Grandi Urges Global Support as Syrians Return Home After Regime Collapse

“It is very significant for me to spend World Refugee Day in a country where refugees can finally stop being refugees,” Grandi said.


Devdiscourse News Desk | Updated: 21-06-2025 14:39 IST | Created: 21-06-2025 14:39 IST
Grandi Urges Global Support as Syrians Return Home After Regime Collapse
Speaking from the Jdeidet Yabous border crossing with Lebanon, Grandi emphasized the need for immediate and sustained international support to help the country rebuild and secure lasting peace. Image Credit: Twitter(@FilippoGrandi)

On World Refugee Day, 20 June 2025, United Nations High Commissioner for Refugees Filippo Grandi visited Syria to mark what he called a “historic turning point”—the return of millions of displaced Syrians following the collapse of the Assad regime in December 2024. Speaking from the Jdeidet Yabous border crossing with Lebanon, Grandi emphasized the need for immediate and sustained international support to help the country rebuild and secure lasting peace.

“It is very significant for me to spend World Refugee Day in a country where refugees can finally stop being refugees,” Grandi said. “But it will be tough. Everything needs to be reconstructed.”

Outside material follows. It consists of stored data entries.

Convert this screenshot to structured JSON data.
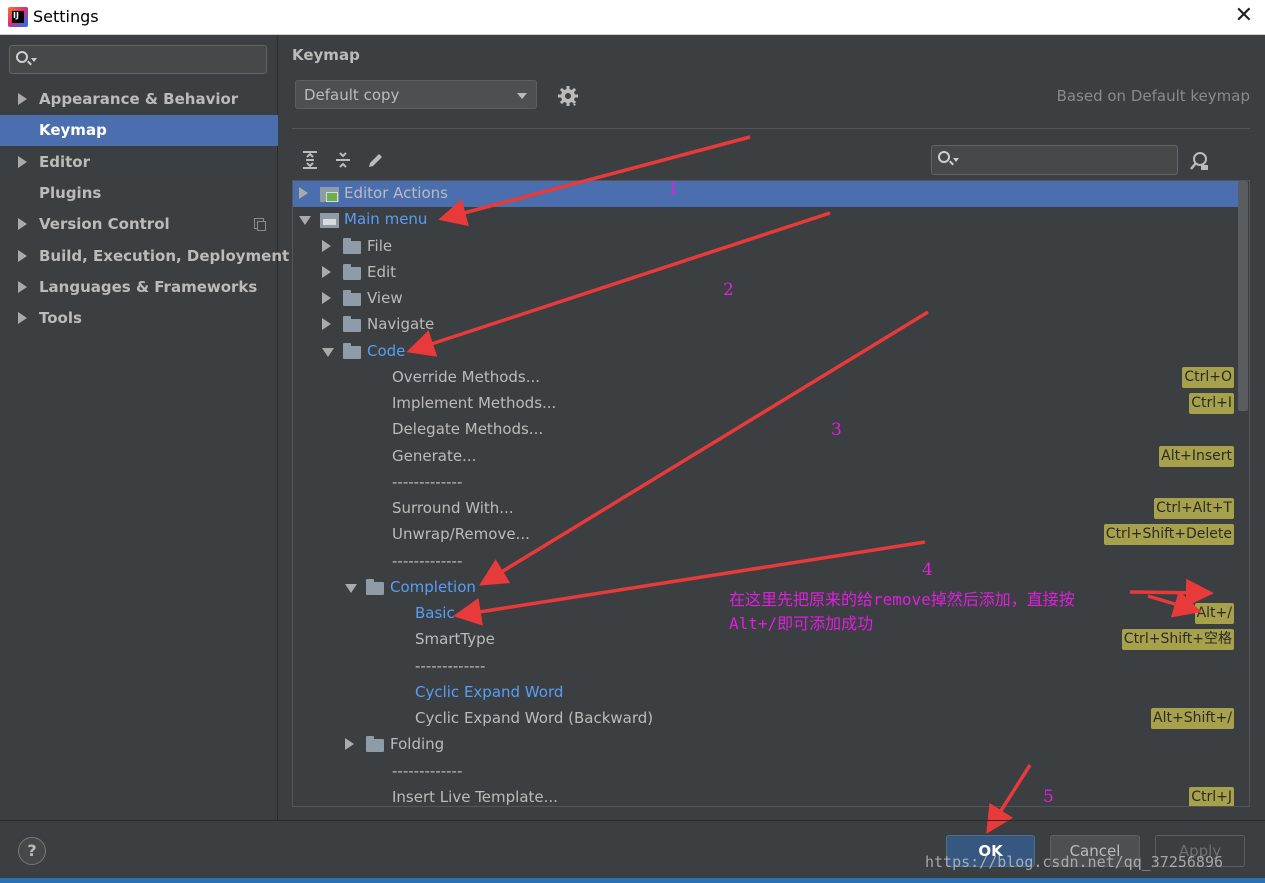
{
  "window": {
    "title": "Settings",
    "logo_text": "IJ"
  },
  "sidebar": {
    "search_placeholder": "",
    "items": [
      {
        "label": "Appearance & Behavior",
        "expandable": true
      },
      {
        "label": "Keymap",
        "selected": true
      },
      {
        "label": "Editor",
        "expandable": true
      },
      {
        "label": "Plugins"
      },
      {
        "label": "Version Control",
        "expandable": true
      },
      {
        "label": "Build, Execution, Deployment",
        "expandable": true
      },
      {
        "label": "Languages & Frameworks",
        "expandable": true
      },
      {
        "label": "Tools",
        "expandable": true
      }
    ]
  },
  "main": {
    "title": "Keymap",
    "keymap_select": "Default copy",
    "based_on": "Based on Default keymap",
    "search_placeholder": ""
  },
  "tree": [
    {
      "label": "Editor Actions",
      "kind": "action-group",
      "depth": 0,
      "state": "closed",
      "selected": true
    },
    {
      "label": "Main menu",
      "kind": "menu",
      "depth": 0,
      "state": "open",
      "highlight": true
    },
    {
      "label": "File",
      "kind": "folder",
      "depth": 1,
      "state": "closed"
    },
    {
      "label": "Edit",
      "kind": "folder",
      "depth": 1,
      "state": "closed"
    },
    {
      "label": "View",
      "kind": "folder",
      "depth": 1,
      "state": "closed"
    },
    {
      "label": "Navigate",
      "kind": "folder",
      "depth": 1,
      "state": "closed"
    },
    {
      "label": "Code",
      "kind": "folder",
      "depth": 1,
      "state": "open",
      "highlight": true
    },
    {
      "label": "Override Methods...",
      "kind": "action",
      "depth": 2,
      "shortcut": "Ctrl+O"
    },
    {
      "label": "Implement Methods...",
      "kind": "action",
      "depth": 2,
      "shortcut": "Ctrl+I"
    },
    {
      "label": "Delegate Methods...",
      "kind": "action",
      "depth": 2
    },
    {
      "label": "Generate...",
      "kind": "action",
      "depth": 2,
      "shortcut": "Alt+Insert"
    },
    {
      "label": "-------------",
      "kind": "separator",
      "depth": 2
    },
    {
      "label": "Surround With...",
      "kind": "action",
      "depth": 2,
      "shortcut": "Ctrl+Alt+T"
    },
    {
      "label": "Unwrap/Remove...",
      "kind": "action",
      "depth": 2,
      "shortcut": "Ctrl+Shift+Delete"
    },
    {
      "label": "-------------",
      "kind": "separator",
      "depth": 2
    },
    {
      "label": "Completion",
      "kind": "folder",
      "depth": 2,
      "state": "open",
      "highlight": true
    },
    {
      "label": "Basic",
      "kind": "action",
      "depth": 3,
      "shortcut": "Alt+/",
      "highlight": true
    },
    {
      "label": "SmartType",
      "kind": "action",
      "depth": 3,
      "shortcut": "Ctrl+Shift+空格"
    },
    {
      "label": "-------------",
      "kind": "separator",
      "depth": 3
    },
    {
      "label": "Cyclic Expand Word",
      "kind": "action",
      "depth": 3,
      "highlight": true
    },
    {
      "label": "Cyclic Expand Word (Backward)",
      "kind": "action",
      "depth": 3,
      "shortcut": "Alt+Shift+/"
    },
    {
      "label": "Folding",
      "kind": "folder",
      "depth": 2,
      "state": "closed"
    },
    {
      "label": "-------------",
      "kind": "separator",
      "depth": 2
    },
    {
      "label": "Insert Live Template...",
      "kind": "action",
      "depth": 2,
      "shortcut": "Ctrl+J"
    }
  ],
  "annotations": {
    "numbers": [
      "1",
      "2",
      "3",
      "4",
      "5"
    ],
    "note_line1": "在这里先把原来的给remove掉然后添加，直接按",
    "note_line2": "Alt+/即可添加成功",
    "color": "#e01ee0",
    "arrow_color": "#e83a3a"
  },
  "buttons": {
    "help": "?",
    "ok": "OK",
    "cancel": "Cancel",
    "apply": "Apply"
  },
  "watermark": "https://blog.csdn.net/qq_37256896",
  "colors": {
    "selection": "#4b6eaf",
    "link_blue": "#589df6",
    "shortcut_bg": "#a8a14b",
    "panel_bg": "#3c3f41"
  }
}
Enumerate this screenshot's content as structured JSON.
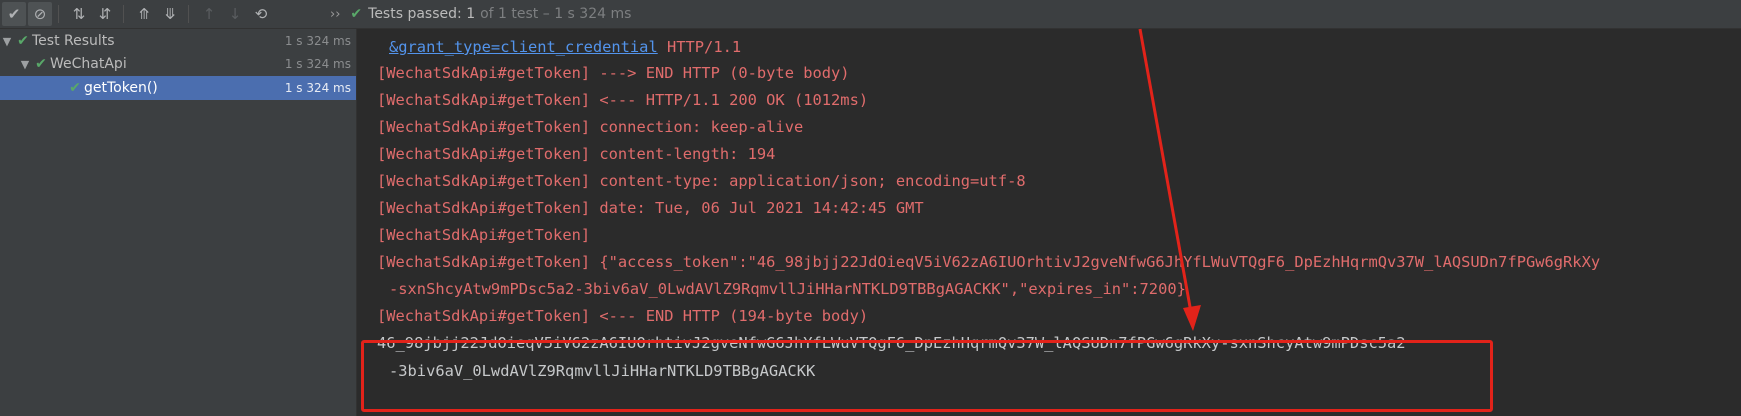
{
  "toolbar": {
    "buttons": [
      {
        "icon": "check-icon",
        "glyph": "✔",
        "active": true
      },
      {
        "icon": "stop-circle-icon",
        "glyph": "⊘",
        "active": true
      },
      {
        "icon": "sort-alpha-icon",
        "glyph": "⇅"
      },
      {
        "icon": "sort-duration-icon",
        "glyph": "⇵"
      },
      {
        "icon": "expand-all-icon",
        "glyph": "⤊"
      },
      {
        "icon": "collapse-all-icon",
        "glyph": "⤋"
      },
      {
        "icon": "previous-failed-icon",
        "glyph": "↑",
        "disabled": true
      },
      {
        "icon": "next-failed-icon",
        "glyph": "↓",
        "disabled": true
      },
      {
        "icon": "history-icon",
        "glyph": "⟲"
      }
    ]
  },
  "status": {
    "label": "Tests passed:",
    "count": "1",
    "detail": "of 1 test – 1 s 324 ms"
  },
  "tree": {
    "items": [
      {
        "label": "Test Results",
        "time": "1 s 324 ms"
      },
      {
        "label": "WeChatApi",
        "time": "1 s 324 ms"
      },
      {
        "label": "getToken()",
        "time": "1 s 324 ms"
      }
    ]
  },
  "console": {
    "lines": [
      {
        "link": "&grant_type=client_credential",
        "rest": " HTTP/1.1"
      },
      {
        "text": "[WechatSdkApi#getToken] ---> END HTTP (0-byte body)"
      },
      {
        "text": "[WechatSdkApi#getToken] <--- HTTP/1.1 200 OK (1012ms)"
      },
      {
        "text": "[WechatSdkApi#getToken] connection: keep-alive"
      },
      {
        "text": "[WechatSdkApi#getToken] content-length: 194"
      },
      {
        "text": "[WechatSdkApi#getToken] content-type: application/json; encoding=utf-8"
      },
      {
        "text": "[WechatSdkApi#getToken] date: Tue, 06 Jul 2021 14:42:45 GMT"
      },
      {
        "text": "[WechatSdkApi#getToken]"
      },
      {
        "text": "[WechatSdkApi#getToken] {\"access_token\":\"46_98jbjj22JdOieqV5iV62zA6IUOrhtivJ2gveNfwG6JhYfLWuVTQgF6_DpEzhHqrmQv37W_lAQSUDn7fPGw6gRkXy"
      },
      {
        "text": "-sxnShcyAtw9mPDsc5a2-3biv6aV_0LwdAVlZ9RqmvllJiHHarNTKLD9TBBgAGACKK\",\"expires_in\":7200}"
      },
      {
        "text": "[WechatSdkApi#getToken] <--- END HTTP (194-byte body)"
      },
      {
        "text": "46_98jbjj22JdOieqV5iV62zA6IUOrhtivJ2gveNfwG6JhYfLWuVTQgF6_DpEzhHqrmQv37W_lAQSUDn7fPGw6gRkXy-sxnShcyAtw9mPDsc5a2"
      },
      {
        "text": "-3biv6aV_0LwdAVlZ9RqmvllJiHHarNTKLD9TBBgAGACKK"
      }
    ]
  },
  "colors": {
    "log_red": "#e06c6c",
    "token_text": "#c6c8ca",
    "link_blue": "#5394ec",
    "annotation_red": "#e2231a",
    "pass_green": "#59a869",
    "selection_blue": "#4b6eaf"
  }
}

A Wave of Returnees and a Glimmer of Hope

According to the UNHCR, more than 2 million Syrians have returned since December, including nearly 600,000 refugees from neighbouring countries such as Lebanon, Jordan, and Turkey, as well as 1.5 million internally displaced people (IDPs). This marks the largest voluntary repatriation movement in over a decade.

Grandi visited families crossing the border, many of whom had spent years—some over a decade—living in exile. At the Jdeidet Yabous border post, scenes of jubilation unfolded: trucks filled with furniture and personal belongings honked as they rolled past, and children waved Syria’s new three-starred flag from open windows.


Challenges Ahead: Fragile Infrastructure and Shrinking Aid

While optimism is growing, the scale of the challenges is daunting. Most of Syria’s basic infrastructure—electricity, water, healthcare, schools—has been decimated by 14 years of war. Many areas remain unsafe due to lingering armed factions, unexploded ordnance, and unresolved land disputes.

UNHCR is attempting to meet these needs through comprehensive returnee assistance: transportation, housing repairs, legal aid for lost documents, and reintegration support through community centres. But the agency has been hit hard by global funding cuts.

“Seventeen of our 122 community centres have already closed, and 50 more are at risk,” Grandi warned. “Without more resources, these returns could prove short-lived.”

Return Stories: From Displacement to Determination

One such returnee is Iman, a mother of three who lived as a refugee in Lebanon for 14 years. She now plans to rebuild her life in Aleppo, hoping to revive her tailoring business and enrol her children in local schools.

“I am here to go to Aleppo and see how the situation is,” she said. “If the situation is good, I can settle down again and live the life I used to live.”

Her voice trembled with joy: “It’s an indescribable feeling of happiness… Now we will go home and everything will go back to the way it was before—and even better, God willing.”

UNHCR’s Call to Action: Don’t Let Hope Fade

Grandi urged governments, corporations, foundations, and individuals to rally around Syria at this critical juncture. Without aid to restore schools, homes, and hospitals, the return movement could stall, or worse—reverse.

“Even those who stayed in Syria may choose to flee again if conditions do not improve,” Grandi cautioned. “We must avoid that at all costs.”

He added that this unique moment offers a rare opportunity to bring closure to one of the world’s most protracted refugee crises and to ensure that Syrians can “reclaim their dignity and rebuild their nation.”

A New Beginning—But Only If the World Shows Up

The fall of Syria’s previous regime has opened the door to repatriation and rebuilding. The momentum is real, but so are the dangers. Without a concerted global effort to provide financial, logistical, and political support, the fragile recovery could falter—leaving millions in limbo once again.

As Grandi put it: “This is not the end of the refugee story. But it can be the beginning of the end, if the world acts decisively and with compassion.”